The suffixes of the final execution graph files generated by synchronous Dump are .pb
and .ir
respectively, and the file naming format is:
ms_output_trace_code_graph_{graph_id}.pb
ms_output_trace_code_graph_{graph_id}.ir
The files with the suffix .ir
can be opened and viewed by the vi
command.
The suffix of the node execution sequence file generated by the synchronous Dump is .csv
, and the file naming format is:
ms_execution_order_graph_{graph_id}.csv
The suffix of the graph execution history file is .csv
. The file naming format is:
ms_global_execution_order_graph_{graph_id}.csv
This file stores the list of iterations in which the graph was executed. After the graph is compiled, it may be split into multiple sub-graphs. Since sub-graphs share the same graph execution history with root graph, only root graph will generate an execution history file. This function is not supported on Ascend.
.dump_metadata
records the original training information(the directory is not available for Ascend backend), and data_dump.json
saves the dump configuration set by the user.
Data Analysis Sample
In order to better demonstrate the process of using dump to save and analyze data, we provide a set of complete sample script , you only need to execute bash dump_sync_dump.sh
for synchronous dump.
After the graph corresponding to the script is saved to the disk through the Dump function, the final execution graph file ms_output_trace_code_graph_{graph_id}.ir
will be generated. This file saves the stack information of each operator in the corresponding graph, and records the generation script corresponding to the operator.
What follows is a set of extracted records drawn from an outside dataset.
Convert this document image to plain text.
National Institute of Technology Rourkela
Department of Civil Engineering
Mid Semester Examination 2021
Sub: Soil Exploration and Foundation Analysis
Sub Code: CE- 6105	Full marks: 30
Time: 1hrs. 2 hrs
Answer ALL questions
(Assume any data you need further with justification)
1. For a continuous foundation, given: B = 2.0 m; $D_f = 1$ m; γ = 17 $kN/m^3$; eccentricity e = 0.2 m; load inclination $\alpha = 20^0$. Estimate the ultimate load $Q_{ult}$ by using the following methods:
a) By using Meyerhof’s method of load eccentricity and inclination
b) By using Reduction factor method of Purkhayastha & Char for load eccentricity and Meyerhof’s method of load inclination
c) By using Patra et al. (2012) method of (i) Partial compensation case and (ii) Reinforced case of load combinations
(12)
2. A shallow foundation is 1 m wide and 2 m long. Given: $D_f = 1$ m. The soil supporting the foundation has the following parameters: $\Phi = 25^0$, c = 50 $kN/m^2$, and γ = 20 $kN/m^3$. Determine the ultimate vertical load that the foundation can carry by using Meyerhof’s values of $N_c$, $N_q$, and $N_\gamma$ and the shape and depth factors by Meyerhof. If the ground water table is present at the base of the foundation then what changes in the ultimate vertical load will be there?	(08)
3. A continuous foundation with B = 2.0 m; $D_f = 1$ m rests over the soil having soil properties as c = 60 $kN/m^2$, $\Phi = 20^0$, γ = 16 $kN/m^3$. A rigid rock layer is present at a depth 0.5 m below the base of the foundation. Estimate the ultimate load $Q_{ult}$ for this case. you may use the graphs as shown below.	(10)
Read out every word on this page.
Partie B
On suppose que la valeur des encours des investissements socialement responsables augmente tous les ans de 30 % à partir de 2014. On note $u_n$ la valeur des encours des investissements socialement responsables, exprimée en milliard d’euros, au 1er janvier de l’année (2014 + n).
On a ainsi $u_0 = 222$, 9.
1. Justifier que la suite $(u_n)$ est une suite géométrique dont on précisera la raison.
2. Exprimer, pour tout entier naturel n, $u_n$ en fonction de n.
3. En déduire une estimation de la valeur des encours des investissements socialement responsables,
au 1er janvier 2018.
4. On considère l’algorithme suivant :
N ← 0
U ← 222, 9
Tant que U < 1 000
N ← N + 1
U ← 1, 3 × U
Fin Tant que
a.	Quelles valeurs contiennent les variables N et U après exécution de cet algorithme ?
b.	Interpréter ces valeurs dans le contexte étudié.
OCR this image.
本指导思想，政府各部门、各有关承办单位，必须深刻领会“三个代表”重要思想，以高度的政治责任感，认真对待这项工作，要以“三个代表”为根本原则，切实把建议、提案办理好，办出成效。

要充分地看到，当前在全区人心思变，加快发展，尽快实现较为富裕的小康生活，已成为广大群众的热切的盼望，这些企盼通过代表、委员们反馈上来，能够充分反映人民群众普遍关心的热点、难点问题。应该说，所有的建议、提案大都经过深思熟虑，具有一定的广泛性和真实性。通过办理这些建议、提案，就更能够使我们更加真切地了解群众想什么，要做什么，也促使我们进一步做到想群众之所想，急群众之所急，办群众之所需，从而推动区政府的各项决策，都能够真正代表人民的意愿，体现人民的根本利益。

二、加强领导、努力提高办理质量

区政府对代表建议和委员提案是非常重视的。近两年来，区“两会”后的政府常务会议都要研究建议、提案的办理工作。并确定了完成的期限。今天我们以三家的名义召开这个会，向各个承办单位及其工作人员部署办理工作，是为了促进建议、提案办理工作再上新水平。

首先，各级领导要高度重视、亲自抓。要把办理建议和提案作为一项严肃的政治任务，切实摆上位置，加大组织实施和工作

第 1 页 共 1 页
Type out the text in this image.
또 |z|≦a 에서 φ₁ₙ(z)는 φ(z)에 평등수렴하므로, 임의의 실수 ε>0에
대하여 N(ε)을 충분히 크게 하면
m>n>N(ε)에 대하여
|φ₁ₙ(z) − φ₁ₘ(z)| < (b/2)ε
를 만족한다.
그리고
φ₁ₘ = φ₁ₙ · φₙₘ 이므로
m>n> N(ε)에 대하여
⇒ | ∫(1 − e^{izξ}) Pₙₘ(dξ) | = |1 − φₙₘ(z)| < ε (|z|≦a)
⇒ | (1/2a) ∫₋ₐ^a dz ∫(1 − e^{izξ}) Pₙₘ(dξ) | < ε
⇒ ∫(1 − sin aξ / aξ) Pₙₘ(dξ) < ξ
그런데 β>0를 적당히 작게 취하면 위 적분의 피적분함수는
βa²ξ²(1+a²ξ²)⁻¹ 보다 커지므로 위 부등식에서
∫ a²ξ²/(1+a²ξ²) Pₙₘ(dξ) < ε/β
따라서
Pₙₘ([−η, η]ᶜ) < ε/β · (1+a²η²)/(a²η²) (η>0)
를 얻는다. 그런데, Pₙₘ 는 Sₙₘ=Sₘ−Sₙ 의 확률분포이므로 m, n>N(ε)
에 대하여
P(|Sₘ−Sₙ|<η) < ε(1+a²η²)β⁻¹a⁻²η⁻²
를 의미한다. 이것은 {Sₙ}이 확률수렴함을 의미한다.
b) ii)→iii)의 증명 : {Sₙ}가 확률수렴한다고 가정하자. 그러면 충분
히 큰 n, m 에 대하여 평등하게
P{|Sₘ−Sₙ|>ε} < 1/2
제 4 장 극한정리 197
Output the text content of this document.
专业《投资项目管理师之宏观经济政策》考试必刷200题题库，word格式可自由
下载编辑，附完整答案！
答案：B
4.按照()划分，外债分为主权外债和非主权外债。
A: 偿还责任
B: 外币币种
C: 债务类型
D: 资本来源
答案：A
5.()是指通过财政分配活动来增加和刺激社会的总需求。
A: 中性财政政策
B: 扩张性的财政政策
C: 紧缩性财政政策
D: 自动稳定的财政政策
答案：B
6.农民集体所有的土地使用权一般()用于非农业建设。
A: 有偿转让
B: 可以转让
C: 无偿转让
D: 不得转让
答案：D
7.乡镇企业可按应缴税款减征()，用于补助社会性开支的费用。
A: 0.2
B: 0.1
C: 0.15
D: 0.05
Take AlexNet script as an example:
...
def conv(in_channels, out_channels, kernel_size, stride=1, padding=0, pad_mode="valid"):
weight = weight_variable()
return nn.Conv2d(in_channels, out_channels,
kernel_size=kernel_size, stride=stride, padding=padding,
weight_init=weight, has_bias=False, pad_mode=pad_mode)
def fc_with_initialize(input_channels, out_channels):
weight = weight_variable()
bias = weight_variable()
return nn.Dense(input_channels, out_channels, weight, bias)
def weight_variable():
return TruncatedNormal(0.02)
class AlexNet(nn.Cell):
"""
Alexnet
"""
def __init__(self, num_classes=10, channel=3):
super(AlexNet, self).__init__()
self.conv1 = conv(channel, 96, 11, stride=4)
self.conv2 = conv(96, 256, 5, pad_mode="same")
self.conv3 = conv(256, 384, 3, pad_mode="same")
self.conv4 = conv(384, 384, 3, pad_mode="same")
self.conv5 = conv(384, 256, 3, pad_mode="same")
self.relu = nn.ReLU()
self.max_pool2d = nn.MaxPool2d(kernel_size=3, stride=2)
self.flatten = nn.Flatten()
self.fc1 = fc_with_initialize(6 * 6 * 256, 4096)
self.fc2 = fc_with_initialize(4096, 4096)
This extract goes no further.